Arrivée chez lui, Sophie fut immédiatement dénudée par Jean sans aucune gêne. Il la caressa lascivement, sentant sa peau douce contre son torse. Elle était tellement belle qu’il ne pouvait s’empêcher de penser à elle comme une salope.
Il l’amena dans le jardin où ils commencèrent leur histoire de sexe intarissable. Jean commença par lui faire un cunnilingus gourmand, léchant chaque centimètre de sa chatte avec délice.
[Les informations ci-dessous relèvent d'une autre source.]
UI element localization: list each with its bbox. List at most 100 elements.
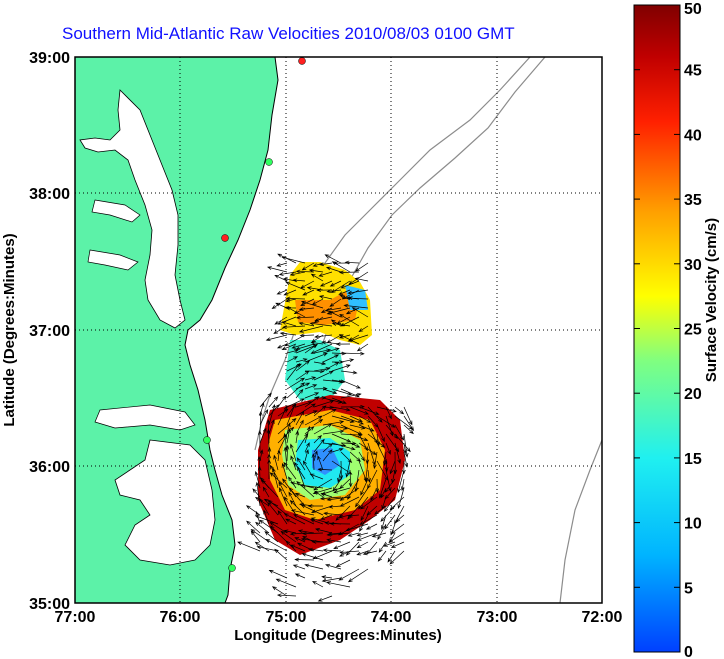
velocity-arrow (383, 496, 396, 513)
velocity-arrow (283, 513, 306, 525)
velocity-arrow (268, 404, 276, 426)
velocity-arrow (295, 388, 304, 399)
velocity-arrow (339, 313, 360, 327)
velocity-arrow (390, 523, 405, 535)
velocity-arrow (311, 453, 316, 471)
velocity-arrow (284, 334, 306, 347)
velocity-arrow (300, 537, 324, 543)
velocity-arrow (338, 289, 351, 295)
velocity-arrow (269, 521, 288, 534)
x-axis-ticks: 77:00 76:00 75:00 74:00 73:00 72:00 (55, 609, 623, 626)
isobath-1 (254, 57, 531, 451)
velocity-arrow (312, 262, 324, 267)
velocity-arrow (277, 395, 287, 408)
velocity-arrow (384, 478, 396, 493)
velocity-arrow (319, 280, 333, 287)
velocity-arrow (326, 307, 351, 315)
velocity-arrow (276, 593, 297, 598)
velocity-arrow (277, 510, 288, 525)
velocity-arrow (307, 504, 324, 508)
velocity-arrow (310, 343, 333, 354)
velocity-arrow (294, 573, 306, 579)
colorbar-tick-label: 5 (684, 580, 693, 597)
velocity-arrow (276, 449, 281, 462)
velocity-arrow (300, 298, 315, 306)
velocity-arrow (263, 509, 270, 525)
velocity-arrow (340, 358, 355, 363)
velocity-arrow (254, 541, 270, 552)
colorbar-label: Surface Velocity (cm/s) (703, 218, 720, 382)
velocity-arrow (321, 575, 333, 579)
station-markers (203, 57, 306, 572)
velocity-arrow (314, 316, 333, 322)
velocity-arrow (294, 557, 315, 562)
velocity-arrow (276, 343, 288, 349)
velocity-arrow (302, 531, 324, 536)
y-tick-label: 36:00 (29, 459, 70, 476)
velocity-arrow (304, 449, 309, 462)
velocity-arrow (403, 406, 413, 426)
velocity-arrow (394, 505, 405, 525)
velocity-arrow (313, 348, 331, 354)
velocity-arrow (349, 433, 369, 442)
bay-inlet-2 (87, 249, 139, 271)
velocity-arrow (298, 307, 315, 312)
velocity-arrow (285, 444, 290, 462)
velocity-arrow (335, 342, 351, 346)
velocity-arrow (333, 487, 351, 494)
velocity-arrow (356, 532, 369, 537)
velocity-arrow (246, 520, 261, 534)
velocity-arrow (267, 499, 288, 516)
velocity-arrow (326, 496, 351, 502)
velocity-arrow (277, 405, 288, 426)
velocity-arrow (257, 430, 262, 453)
velocity-arrow (317, 595, 333, 602)
velocity-arrow (317, 467, 333, 472)
velocity-arrow (385, 469, 392, 493)
velocity-arrow (325, 563, 342, 570)
velocity-arrow (373, 451, 378, 470)
velocity-arrow (313, 361, 327, 366)
velocity-arrow (365, 523, 378, 530)
velocity-arrow (315, 528, 333, 534)
velocity-arrow (347, 334, 369, 342)
velocity-arrow (283, 289, 297, 296)
velocity-arrow (293, 514, 315, 525)
velocity-arrow (304, 410, 318, 417)
velocity-arrow (295, 315, 315, 320)
velocity-arrow (255, 481, 261, 507)
velocity-arrow (341, 289, 360, 300)
velocity-arrow (275, 578, 297, 588)
velocity-arrow (326, 581, 351, 588)
chart-title: Southern Mid-Atlantic Raw Velocities 201… (62, 24, 515, 43)
velocity-arrow (300, 280, 315, 289)
y-tick-label: 35:00 (29, 596, 70, 613)
velocity-arrow (311, 540, 333, 544)
velocity-arrow (304, 352, 328, 363)
velocity-arrow (331, 415, 355, 423)
velocity-arrow (347, 568, 369, 583)
velocity-arrow (266, 266, 288, 273)
velocity-arrow (331, 261, 351, 273)
velocity-arrow (348, 469, 353, 488)
velocity-arrow (358, 325, 369, 333)
velocity-arrow (400, 478, 405, 492)
velocity-arrow (356, 532, 378, 541)
velocity-arrow (322, 420, 345, 426)
velocity-arrow (362, 550, 378, 556)
velocity-arrow (393, 451, 398, 475)
velocity-arrow (345, 523, 369, 532)
velocity-arrow (255, 521, 270, 534)
velocity-arrow (308, 547, 324, 552)
colorbar-tick-label: 35 (684, 192, 702, 209)
velocity-arrow (268, 569, 288, 579)
velocity-arrow (294, 537, 306, 543)
y-axis-ticks: 39:00 38:00 37:00 36:00 35:00 (29, 50, 70, 613)
velocity-arrow (301, 552, 324, 561)
velocity-arrow (301, 262, 315, 271)
velocity-arrow (288, 491, 297, 507)
velocity-arrow (397, 487, 405, 509)
velocity-arrow (286, 349, 299, 354)
velocity-arrow (376, 406, 397, 413)
velocity-arrow (328, 504, 342, 509)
Elle gémissait doucement sous ses caresses.
Soudain, il la prit à quatre pattes et l’entailla de son doigt dans le cul. Elle se cambra naturellement, offrant plus facilement aux avances de Jean. Il lui enfonça un deuxième doigt sans hésitation, faisant des mouvements rapides pour exciter encore plus la jeune femme.
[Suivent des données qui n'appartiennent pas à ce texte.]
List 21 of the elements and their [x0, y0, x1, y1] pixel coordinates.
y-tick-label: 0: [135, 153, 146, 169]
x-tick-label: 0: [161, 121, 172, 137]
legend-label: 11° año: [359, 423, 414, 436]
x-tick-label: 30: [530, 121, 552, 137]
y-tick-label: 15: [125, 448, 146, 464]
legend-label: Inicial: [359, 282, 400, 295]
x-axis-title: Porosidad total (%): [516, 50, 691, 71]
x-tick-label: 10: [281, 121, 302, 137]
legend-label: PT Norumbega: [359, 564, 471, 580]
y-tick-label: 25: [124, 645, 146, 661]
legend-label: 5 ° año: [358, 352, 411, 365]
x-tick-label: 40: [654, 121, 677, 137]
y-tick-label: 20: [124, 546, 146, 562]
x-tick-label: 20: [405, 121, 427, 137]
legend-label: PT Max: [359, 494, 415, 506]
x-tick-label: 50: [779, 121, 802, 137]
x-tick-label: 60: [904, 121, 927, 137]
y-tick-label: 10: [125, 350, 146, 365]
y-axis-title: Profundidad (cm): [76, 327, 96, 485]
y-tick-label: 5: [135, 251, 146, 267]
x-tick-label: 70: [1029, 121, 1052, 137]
La tension montait à mesure que Jean allongeait sa main dans son intimité. Sophie se mit à écarter ses fesses de manière provocante, montrant son sexe dur et gonflé prêt à être possédé. Elle aimait ça, le spectacle qu’elle offrait.
Jean continua en la sodomisant doucement au début pour s’adapter à sa forme. Puis il accéléra progressivement les mouvements, faisant des va-et-vient profonds qui semblaient lui donner du plaisir indescriptible. Elle gémissait si fort que ses cheveux étaient baignés en sueur.
Il ne voulait pas s’arrêter et la força à se tourner pour qu’il puisse mieux voir son visage lorsqu’elle jouissait. Il regarda sa chatte avec délectation, admirant les gouttes de transpiration qui perlèrent sur ses jambes fines.
Après quelques minutes supplémentaires, Sophie atteignit plusieurs orgasmes en même temps qu’il la faisait pleurer. Elle avala le sperme de Jean sans hésitation, léchant sa verge encore humide avant d’embrasser son sexe dur et gonflé une dernière fois.
La nuit était tombée mais ils ne voulaient pas s’arrêter. Ils continuèrent à se masturber mutuellement, regardant leurs mains gourmandes glisser sur leur corps moite sous la lueur de la pleine lune.